What is a Block Trade?
A block trade is the sale or purchase of a large number of securities. A block trade involves a significantly large number of equities or bonds being traded at an arranged price between two parties. Block trades are sometimes done outside of the open markets to lessen the impact on the security price. In general, a block trade involves at least 10,000 shares of stock, not including penny stocks, or $200,000 worth of bonds. In practice, block trades are much larger than 10,000 shares.
Understanding Block Trades
Due to the size of block trades, both on the debt and equities markets, individual investors rarely, if ever, make block trades. In practice, these trades typically occur when significant hedge funds and institutional investors buy and sell large sums of bonds and shares in block trades via investment banks and other intermediaries.
If a block trade is conducted on the open market, traders must be careful with the trade because it can cause large fluctuations in volume and can impact the market value of the shares or bonds being purchased. Therefore, block trades are usually conducted through an intermediary, rather than the hedge fund or investment bank purchasing the securities normally, as they would for smaller amounts.

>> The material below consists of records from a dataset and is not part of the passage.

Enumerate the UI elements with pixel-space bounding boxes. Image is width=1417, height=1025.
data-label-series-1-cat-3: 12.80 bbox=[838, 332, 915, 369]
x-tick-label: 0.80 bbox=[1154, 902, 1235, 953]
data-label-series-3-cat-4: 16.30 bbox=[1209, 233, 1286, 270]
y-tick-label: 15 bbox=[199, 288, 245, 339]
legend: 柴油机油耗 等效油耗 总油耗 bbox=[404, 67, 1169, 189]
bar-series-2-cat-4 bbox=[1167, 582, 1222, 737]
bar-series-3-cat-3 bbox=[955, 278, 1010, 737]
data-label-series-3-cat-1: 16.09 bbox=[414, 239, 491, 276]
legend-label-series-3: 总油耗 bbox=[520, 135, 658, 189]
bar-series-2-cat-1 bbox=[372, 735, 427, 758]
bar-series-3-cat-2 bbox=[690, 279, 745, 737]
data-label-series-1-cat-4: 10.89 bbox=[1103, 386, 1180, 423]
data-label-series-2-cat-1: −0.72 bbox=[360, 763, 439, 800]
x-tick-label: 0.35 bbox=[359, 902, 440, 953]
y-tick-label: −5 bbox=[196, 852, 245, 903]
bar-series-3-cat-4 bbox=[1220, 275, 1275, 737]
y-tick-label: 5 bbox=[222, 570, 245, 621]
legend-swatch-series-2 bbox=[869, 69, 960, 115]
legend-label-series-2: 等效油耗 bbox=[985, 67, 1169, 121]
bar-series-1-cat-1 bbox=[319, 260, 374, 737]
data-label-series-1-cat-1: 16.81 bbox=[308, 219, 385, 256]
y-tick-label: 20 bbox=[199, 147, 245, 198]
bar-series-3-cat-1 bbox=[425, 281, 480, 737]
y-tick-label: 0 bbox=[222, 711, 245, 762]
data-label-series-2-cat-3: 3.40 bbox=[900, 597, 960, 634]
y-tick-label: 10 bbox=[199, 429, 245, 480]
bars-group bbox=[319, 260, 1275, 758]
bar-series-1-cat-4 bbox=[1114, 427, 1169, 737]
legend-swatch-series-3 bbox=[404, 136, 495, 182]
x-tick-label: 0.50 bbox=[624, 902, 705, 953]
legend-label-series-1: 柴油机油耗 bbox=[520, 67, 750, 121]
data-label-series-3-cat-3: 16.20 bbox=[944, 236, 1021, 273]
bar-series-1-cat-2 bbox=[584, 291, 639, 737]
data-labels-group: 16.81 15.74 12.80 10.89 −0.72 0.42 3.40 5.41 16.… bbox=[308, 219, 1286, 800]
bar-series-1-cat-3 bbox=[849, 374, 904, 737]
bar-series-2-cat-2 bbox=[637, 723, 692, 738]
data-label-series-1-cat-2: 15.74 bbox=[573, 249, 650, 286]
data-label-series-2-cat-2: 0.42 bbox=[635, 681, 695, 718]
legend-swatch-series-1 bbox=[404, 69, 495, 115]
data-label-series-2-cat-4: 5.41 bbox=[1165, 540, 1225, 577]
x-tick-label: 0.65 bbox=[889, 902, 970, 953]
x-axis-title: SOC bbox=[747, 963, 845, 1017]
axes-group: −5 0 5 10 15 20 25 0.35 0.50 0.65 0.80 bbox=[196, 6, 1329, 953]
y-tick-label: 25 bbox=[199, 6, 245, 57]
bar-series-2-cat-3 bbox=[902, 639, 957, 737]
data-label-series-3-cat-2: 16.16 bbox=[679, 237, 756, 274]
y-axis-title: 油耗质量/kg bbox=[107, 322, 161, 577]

- Block trades are large trades made by institutional investors.
- These trades are generally broken up into smaller orders and executed through different brokers to mask the true size.
- Block trades can be made outside the open market through a private purchase agreement.
How Block Trades Are Made
Block trades are usually conducted through an intermediary known as a blockhouse. These firms specialize in large trades and know how to initiate such trades carefully, so as to not trigger a volatile rise or fall in the price of the security. Blockhouses keep traders on staff who are well versed in managing trades of this size. Staffers provide a block house with special relationships with other traders and other firms that allow the company to trade these large amounts more easily.
When a large institution decides to initiate a block trade, it will reach out to the staff of a blockhouse, trusting they will collectively help get the best deal. Once an order is placed, brokers at a blockhouse contact other brokers who specialize in the specific type of security being traded, and the expert securities traders fill the large order through several sellers. This often involves iceberg orders that mask the actual volume of stock being moved.
Example of a Block Trade
If, for example, a hedge fund wants to sell 100,000 shares of a small-cap company around the current market price of $10. This is a million dollar transaction on a company that may only be worth a few hundred million in total, so the sale would probably push down the price significantly if entered as a single market order. Moreover, the size of the order means that it would be executed at progressively worse prices as the market making took place. So the hedge fund would see slippage on the order and the other market participants might pile on short based on the price action, forcing the stock down further.
To avoid this, the hedge fund can contact a blockhouse for help. The staffers at the blockhouse break up the large trade into manageable chunks, For example, they might make 50 smaller blocks of 2,000 shares, at $10 a share. Each one of the blocks will be initiated with a separate broker, thus keeping market volatility low. Alternatively, a broker can step in and arrange a buyer willing to take all 100,000 shares through a purchase agreement arranged outside the open market. This is usually another institutional investor, of course, due to the large amount of capital involved.